All commentators agreed that Biopatch could reduce the risk of CRBSIs and catheter bacterial colonisation in patients. The impact would be mostly on venous catheters but also true for peripheral and occasionally arterial catheters. This would be of particularly benefit to patients who have long-term central venous catheters and those whose immune system is compromised. Using Biopatch would also reduce the longer lasting effects of having such an infection.
One commentator felt that the short-term patient impact would be minimal, because patients are already given a dressing at the vascular access entry site, but that it would reduce the need for more frequent dressing changes that would otherwise be necessary.
All commentators agreed that this device would help to reduce the incidence of catheter-related infections and would reduce the overall burden of associated cost on the NHS.
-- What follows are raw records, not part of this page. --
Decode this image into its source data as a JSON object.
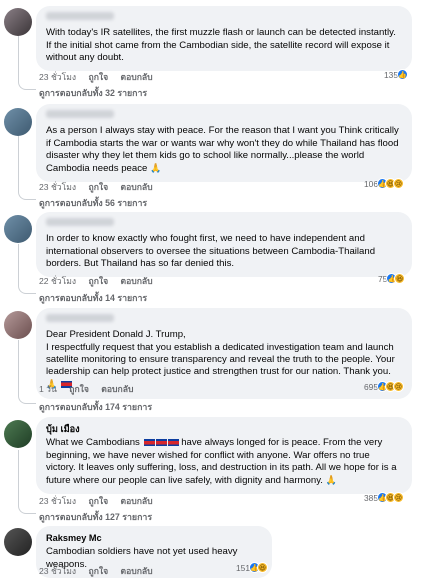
{
  "comments": [
    {
      "author": "",
      "text": "With today's IR satellites, the first muzzle flash or launch can be detected instantly. If the initial shot came from the Cambodian side, the satellite record will expose it without any doubt.",
      "time": "23 ชั่วโมง",
      "like": "ถูกใจ",
      "reply": "ตอบกลับ",
      "reaction_count": "135",
      "reactions": [
        "like-icon"
      ],
      "replies": "ดูการตอบกลับทั้ง 32 รายการ"
    },
    {
      "author": "",
      "text": "As a person I always stay with peace. For the reason that I want you Think critically if Cambodia starts the war or wants war why won't they do while Thailand has flood disaster why they let them kids go to school like normally...please the world Cambodia needs peace",
      "time": "23 ชั่วโมง",
      "like": "ถูกใจ",
      "reply": "ตอบกลับ",
      "reaction_count": "106",
      "reactions": [
        "like-icon",
        "haha-icon",
        "sad-icon"
      ],
      "replies": "ดูการตอบกลับทั้ง 56 รายการ"
    },
    {
      "author": "",
      "text": "In order to know exactly who fought first, we need to have independent and international observers to oversee the situations between Cambodia-Thailand borders. But Thailand has so far denied this.",
      "time": "22 ชั่วโมง",
      "like": "ถูกใจ",
      "reply": "ตอบกลับ",
      "reaction_count": "75",
      "reactions": [
        "like-icon",
        "haha-icon"
      ],
      "replies": "ดูการตอบกลับทั้ง 14 รายการ"
    },
    {
      "author": "",
      "text_line1": "Dear President Donald J. Trump,",
      "text": "I respectfully request that you establish a dedicated investigation team and launch satellite monitoring to ensure transparency and reveal the truth to the people. Your leadership can help protect justice and strengthen trust for our nation. Thank you.",
      "time": "1 วัน",
      "like": "ถูกใจ",
      "reply": "ตอบกลับ",
      "reaction_count": "695",
      "reactions": [
        "like-icon",
        "haha-icon",
        "sad-icon"
      ],
      "replies": "ดูการตอบกลับทั้ง 174 รายการ"
    },
    {
      "author": "บุ้ม เมือง",
      "text_a": "What we Cambodians",
      "text": "have always longed for is peace. From the very beginning, we have never wished for conflict with anyone. War offers no true victory. It leaves only suffering, loss, and destruction in its path. All we hope for is a future where our people can live safely, with dignity and harmony.",
      "time": "23 ชั่วโมง",
      "like": "ถูกใจ",
      "reply": "ตอบกลับ",
      "reaction_count": "385",
      "reactions": [
        "like-icon",
        "haha-icon",
        "sad-icon"
      ],
      "replies": "ดูการตอบกลับทั้ง 127 รายการ"
    },
    {
      "author": "Raksmey Mc",
      "text": "Cambodian soldiers have not yet used heavy weapons.",
      "time": "23 ชั่วโมง",
      "like": "ถูกใจ",
      "reply": "ตอบกลับ",
      "reaction_count": "151",
      "reactions": [
        "like-icon",
        "haha-icon"
      ]
    }
  ],
  "colors": {
    "bubble": "#f0f2f5",
    "meta_text": "#65676b",
    "like": "#1877f2",
    "emoji": "#f7b928"
  }
}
Two commentators stated that Biopatch can be used with minimal practical training. But another commentator believed that the user of the patch needs to be taught how it works, for example that it releases CHG, the importance of complete skin contact (360° site coverage) and that it can absorb a large amount of fluid, thereby reducing the need for dressing changes.
One commentator stated that since January 2016 they have been applying Biopatch when inserting peripherally inserted central catheters, reducing the need for a 24-hour post-insertion dressing change. They stated that the results have been very positive in relation to patient experience and comfort, reduction in complications such as migration, cost of equipment and time saving. The same commentator has recently started using Biopatch for arterial catheters.
A second commentator stated that the use of Biopatch should be seen as an adjunct to the care bundle approach to central venous access devices as advocated by the Department of Health.